= Jobst Fricke =

German university teacher and musicologist (born 1930)

Jobst Peter Fricke (born 5 September 1930) is a German musicologist and professor at the musicological institute of the University of Cologne.

== Life ==
Born in Bielefeld, between 1952 and 1959 Fricke studied physics, musicology, psychology and Communication studies at the University of Göttingen, the University of Berlin and the University of Cologne. In 1959/1960 he obtained his doctorate with his work Über subjektive Differenztöne höchster hörbarer Töne und des angrenzenden Ultraschalls im musikalischen Hören. In 1960/1961 and from 1963 to 1970, he was Wissenschaftlicher Assistent at the Musicological Institute of the University of Cologne, where he had the task of establishing a department for musical acoustics to research the acoustic and psychological foundations of music. In 1969, once habilitated, also in Cologne, Fricke began to work on his thesis Intonation und musikalisches Hören.

Since 1970 Fricke had a professorship at the University of Cologne and was head of the department of musical acoustics which he had founded. Since 1972 he also had a teaching position for acoustics and music psychology at the Hochschule für Musik und Tanz Köln. In 1979/80 he held a substitute professorship at the University of Göttingen.

== Career ==
Fricke was concerned with musical acoustics and systematic musicology. Thus he coined the explanatory model of pulse forming for the emergence of timbre of wind instruments. Based on this model, the electronic wind instruments martinetta (?) and variophon were developed under his aegis at the musicological institute of the University of Cologne.

Other areas of Fricke's work included music communication and the grammar of music.
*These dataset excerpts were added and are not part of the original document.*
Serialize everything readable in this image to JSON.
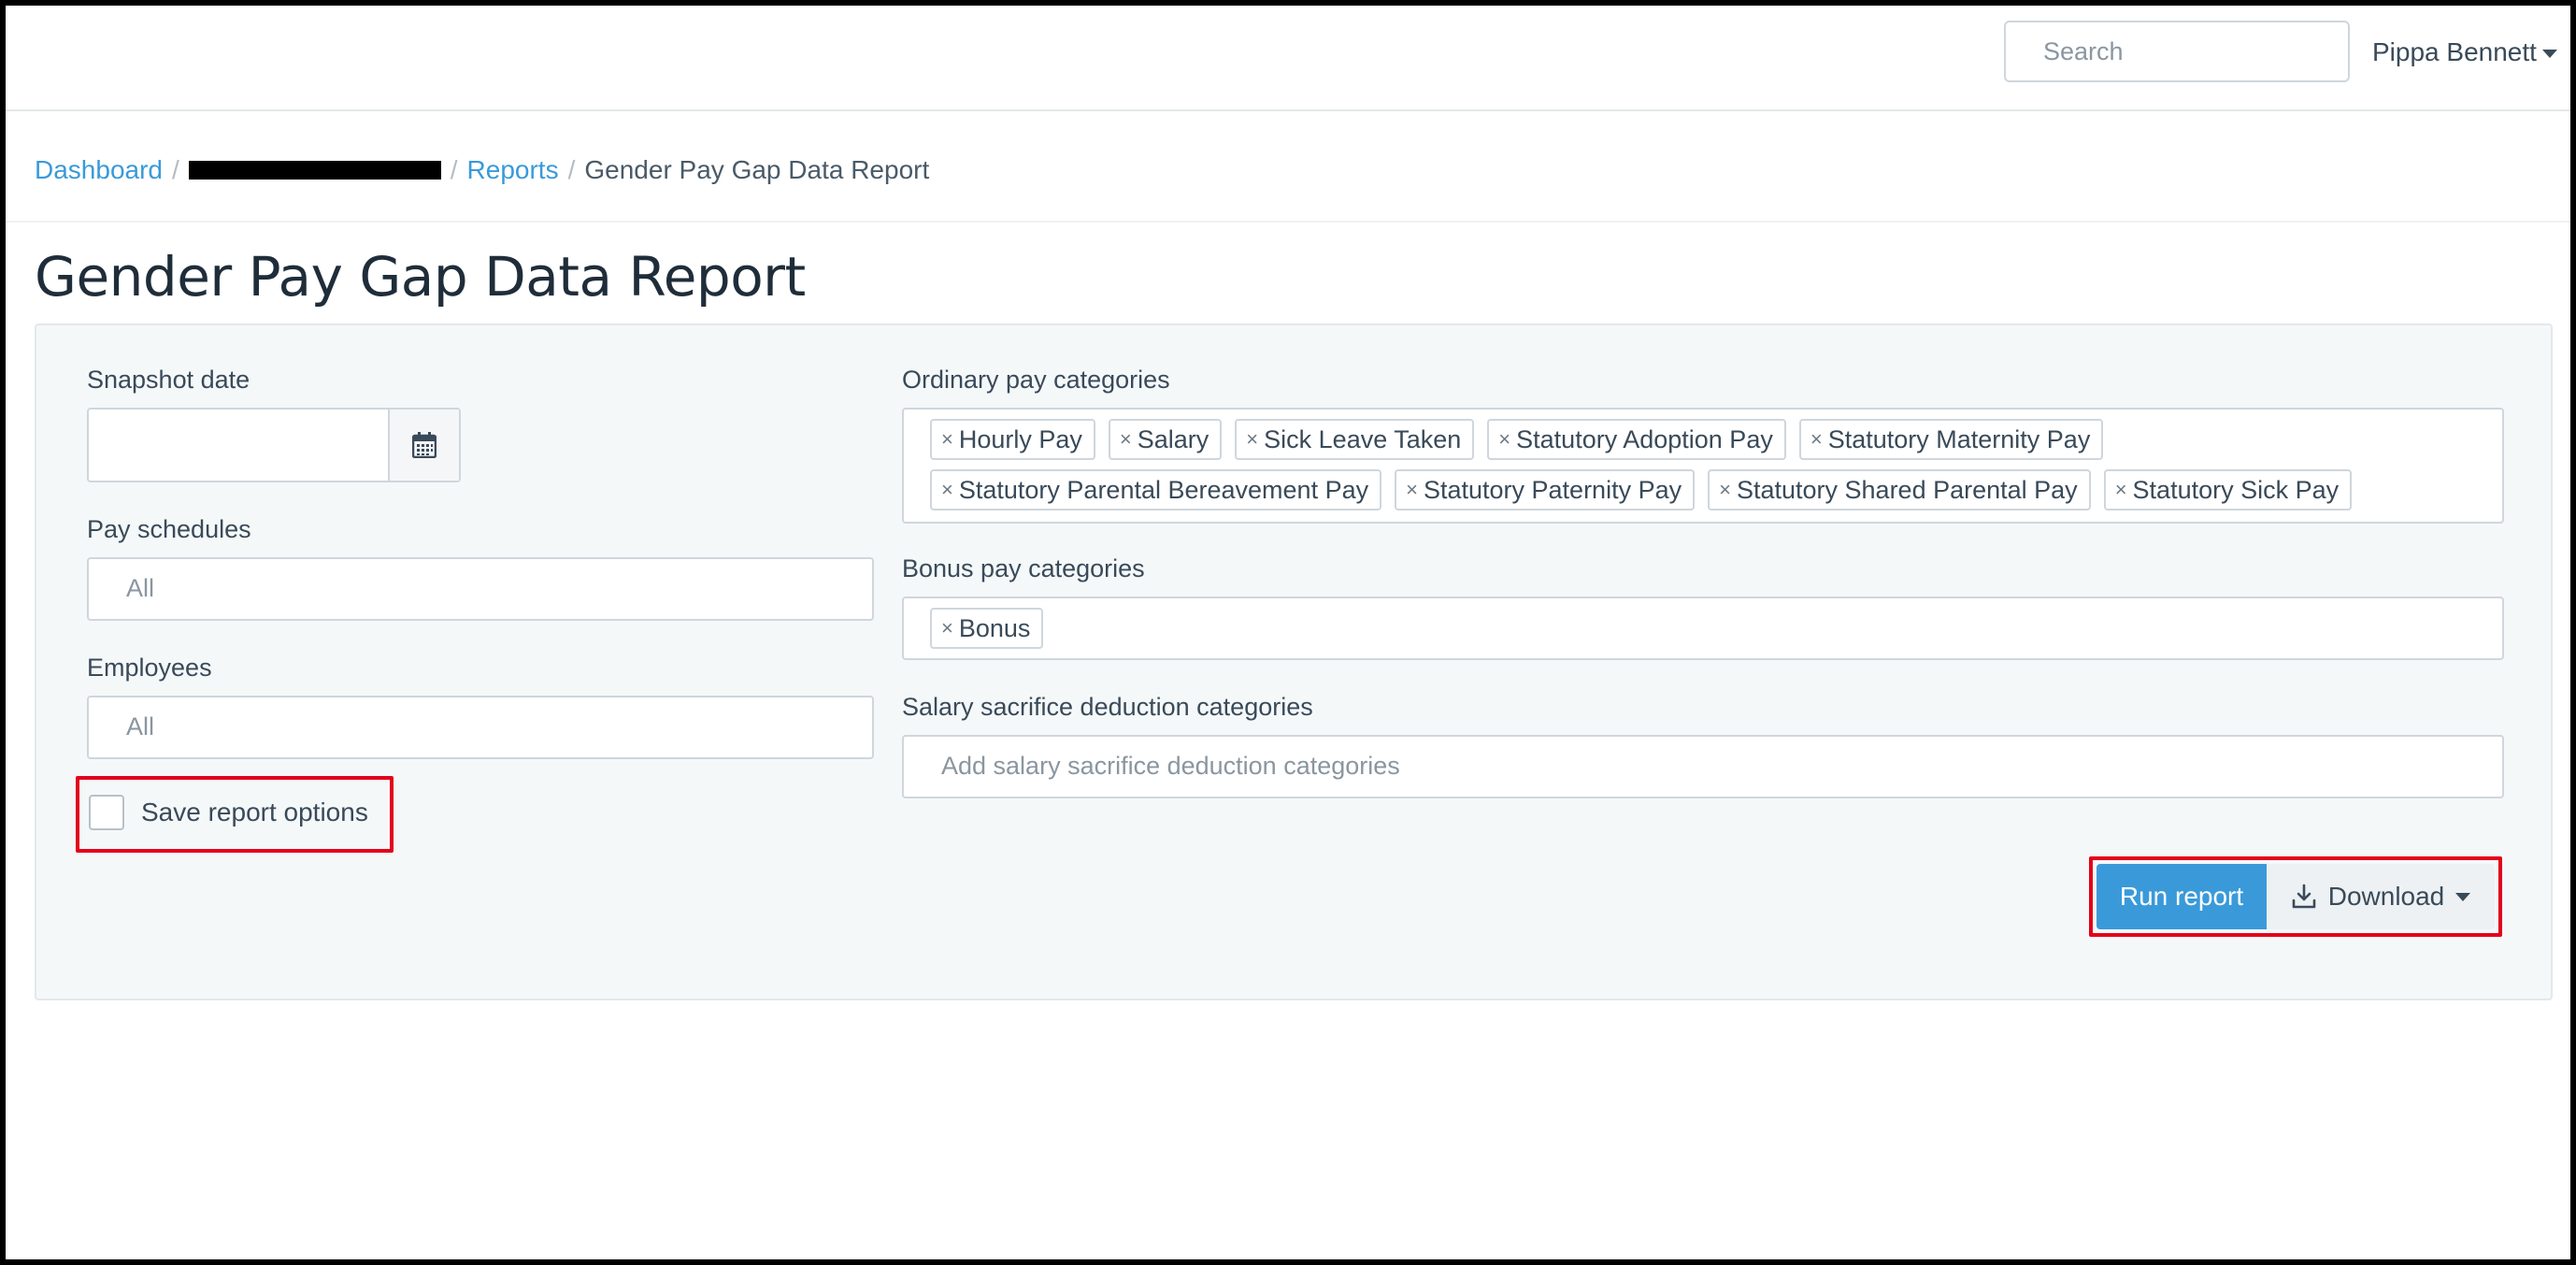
{
  "header": {
    "search_placeholder": "Search",
    "user_name": "Pippa Bennett"
  },
  "breadcrumb": {
    "dashboard": "Dashboard",
    "reports": "Reports",
    "current": "Gender Pay Gap Data Report"
  },
  "page": {
    "title": "Gender Pay Gap Data Report"
  },
  "form": {
    "snapshot_label": "Snapshot date",
    "snapshot_value": "",
    "pay_schedules_label": "Pay schedules",
    "pay_schedules_placeholder": "All",
    "employees_label": "Employees",
    "employees_placeholder": "All",
    "save_options_label": "Save report options",
    "ordinary_label": "Ordinary pay categories",
    "ordinary_tags_row1": [
      "Hourly Pay",
      "Salary",
      "Sick Leave Taken",
      "Statutory Adoption Pay",
      "Statutory Maternity Pay"
    ],
    "ordinary_tags_row2": [
      "Statutory Parental Bereavement Pay",
      "Statutory Paternity Pay",
      "Statutory Shared Parental Pay",
      "Statutory Sick Pay"
    ],
    "bonus_label": "Bonus pay categories",
    "bonus_tags": [
      "Bonus"
    ],
    "salary_sacrifice_label": "Salary sacrifice deduction categories",
    "salary_sacrifice_placeholder": "Add salary sacrifice deduction categories",
    "tag_remove_glyph": "×"
  },
  "actions": {
    "run_label": "Run report",
    "download_label": "Download"
  },
  "colors": {
    "accent": "#3a9ad9",
    "highlight": "#e3001b"
  }
}
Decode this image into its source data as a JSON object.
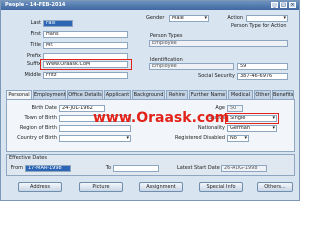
{
  "window": {
    "title": "People - 14-FEB-2014",
    "min": "_",
    "max": "□",
    "close": "×"
  },
  "person": {
    "last_label": "Last",
    "last_value": "Fasi",
    "first_label": "First",
    "first_value": "Hans",
    "title_label": "Title",
    "title_value": "Mr.",
    "prefix_label": "Prefix",
    "prefix_value": "",
    "suffix_label": "Suffix",
    "suffix_value": "Www.Oraask.CoM",
    "middle_label": "Middle",
    "middle_value": "Fritz",
    "gender_label": "Gender",
    "gender_value": "Male",
    "action_label": "Action",
    "action_value": "",
    "person_type_for_action_label": "Person Type for Action",
    "person_types_label": "Person Types",
    "person_types_value": "Employee",
    "identification_label": "Identification",
    "identification_type_value": "Employee",
    "identification_number_value": "59",
    "social_security_label": "Social Security",
    "social_security_value": "387-46-6976"
  },
  "tabs": [
    "Personal",
    "Employment",
    "Office Details",
    "Applicant",
    "Background",
    "Rehire",
    "Further Name",
    "Medical",
    "Other",
    "Benefits"
  ],
  "personal": {
    "birth_date_label": "Birth Date",
    "birth_date_value": "24-JUL-1962",
    "town_of_birth_label": "Town of Birth",
    "town_of_birth_value": "",
    "region_of_birth_label": "Region of Birth",
    "region_of_birth_value": "",
    "country_of_birth_label": "Country of Birth",
    "country_of_birth_value": "",
    "age_label": "Age",
    "age_value": "50",
    "status_label": "Status",
    "status_value": "Single",
    "nationality_label": "Nationality",
    "nationality_value": "German",
    "registered_disabled_label": "Registered Disabled",
    "registered_disabled_value": "No"
  },
  "effective_dates": {
    "heading": "Effective Dates",
    "from_label": "From",
    "from_value": "17-MAR-1998",
    "to_label": "To",
    "to_value": "",
    "latest_start_label": "Latest Start Date",
    "latest_start_value": "26-AUG-1998"
  },
  "watermark": "www.Oraask.com",
  "buttons": [
    "Address",
    "Picture",
    "Assignment",
    "Special Info",
    "Others..."
  ]
}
At the same time, he was concerned with a new approach of interdisciplinarity and a rejection of concepts of Absolute music in musicology: "As a human phenomenon, as a means of human expression, expression and communication, the phenomenon of music can ultimately only be understood from the point of view of the characteristics, possibilities and goals of the human being. To work systemically means to look at this complex structure of factors in its dynamic behaviour." Other areas of Fricke's work were the Musikkommunikation and the Grammatik der Musik.

Among his students are Wolfgang Auhagen, Roland Eberlein, Bernd Enders, Matthias Hornschuh, Christoph Reuter, Rudolf Wille and Rosemarie Tüpker.

== Writings ==
- Die Innenstimmung der Naturtonreihe und der Klänge.. In Festschrift für Karl Gustav Fellerer. Regensburg 1962.
- Klangeigenschaften von Clarinen der Capella Colonensins. In Festschrift für H. Hüschen. Köln 1965.
- Moderne Ansätze in Mengolis Hörtheorie. in Festschrift für Karl Gustav Fellerer. Cologne 1973.
- Elektronische Blasinstrumente für Körperbehinderte. In W. Moog (ed.): Blasinstrumente für Behinderte. 1978.
- As editor: Die Sprache der Musik: Festschrift Klaus Wolfgang Niemöller zum 60. Geburtstag. Bosse-Verlag, Regensburg 1989. ISBN 3-7649-2407-1
- With Roland Eberlein: Kadenzwahrnehmung und Kadenzgeschichte: ein Beitrag zu einer Grammatik der Musik. Frankfurt, 1992. ISBN 978-3-631-44962-2
- Intonation und musikalisches Hören. epOs-Music, Osnabrück 2012. ISBN 978-3-940255-14-3

== Literature ==
- Wolfgang Auhagen, Bram Gätjen, Klaus Wolfgang Niemöller (editor): Systemische Musikwissenschaft: Festschrift Jobst Peter Fricke zum 65. Geburtstag. Cologne 2003. (Online)
- Marc Honegger, Günther Massenkeil (ed.): Das große Lexikon der Musik. vol 3: Elsbeth – Haitink. Herder, Freiburg im Breisgau among others 1980, ISBN 3-451-18053-7.